On Mon, 20 May 2013 23:00:10 -0700
"Adam Wilson" <flyboynw at gmail.com> wrote:

> On Mon, 20 May 2013 20:46:48 -0700, Tyler Jameson Little  
> <beatgammit at gmail.com> wrote:
> 
> > If we're generally in agreement that a UI toolkit is a good
> > direction, I'd love to waste the next few months of my life doing
> > something that likely won't go anywhere. I personally think it's
> > much more exciting to make something in native D instead of trying
> > to work around the lack of concern other C++ toolkits like Qt have
> > for cross-language portability.
> 
> I can't tell if this is snark or not so I'll assume it isn't. :-) I
> don't know how likely cross-language portability is to be achieved by
> any UI toolkit, way to many things that need more advanced language
> features. If we use D we'd probably end-up using a non-portable set
> of language features anyways...
> 
> It'd be nice, but given how constraining C++ is compared to D it
> might not be practical in the long run.
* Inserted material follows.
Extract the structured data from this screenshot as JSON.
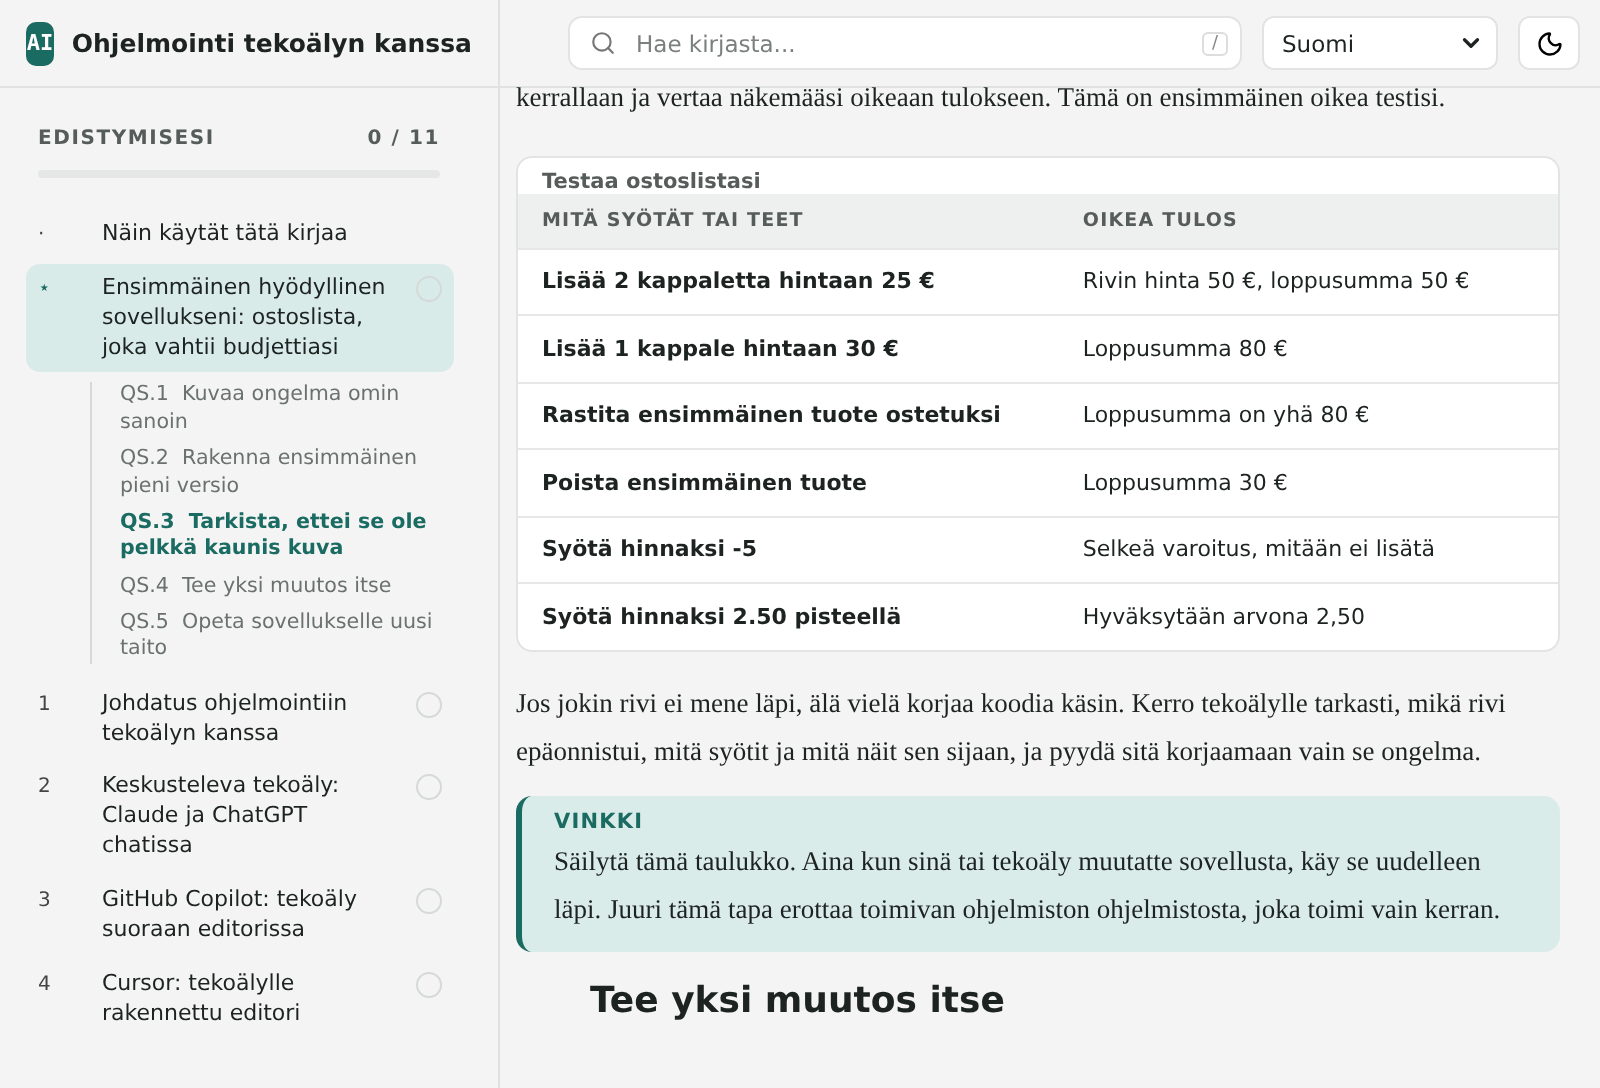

Although the rendering
> interface might be able to plug with D. That should be simple
> enough...
> 

I was thinking that starting out by building off of bindings to a C/C++
library could be a good idea for two reasons:

- Hedging bets. If the D-ification runs into any problems (either the
  project as a whole, or just a specific problem that a user needs to
  temporarily work around), there's always the raw binding to fall back
  on. Besides, any brand-new API/lib is naturally going to be riskier
  than bindings to a proven one.

- Bootstrapping. I find that building off an existing thing, even if
  you just end up replacing it with a homemade solution later
  (usually piecemeal), helps get the project jump-started, which gets
  you to more important things (such as a usable/stable state) earlier,
  which also helps maintain morale and momentum.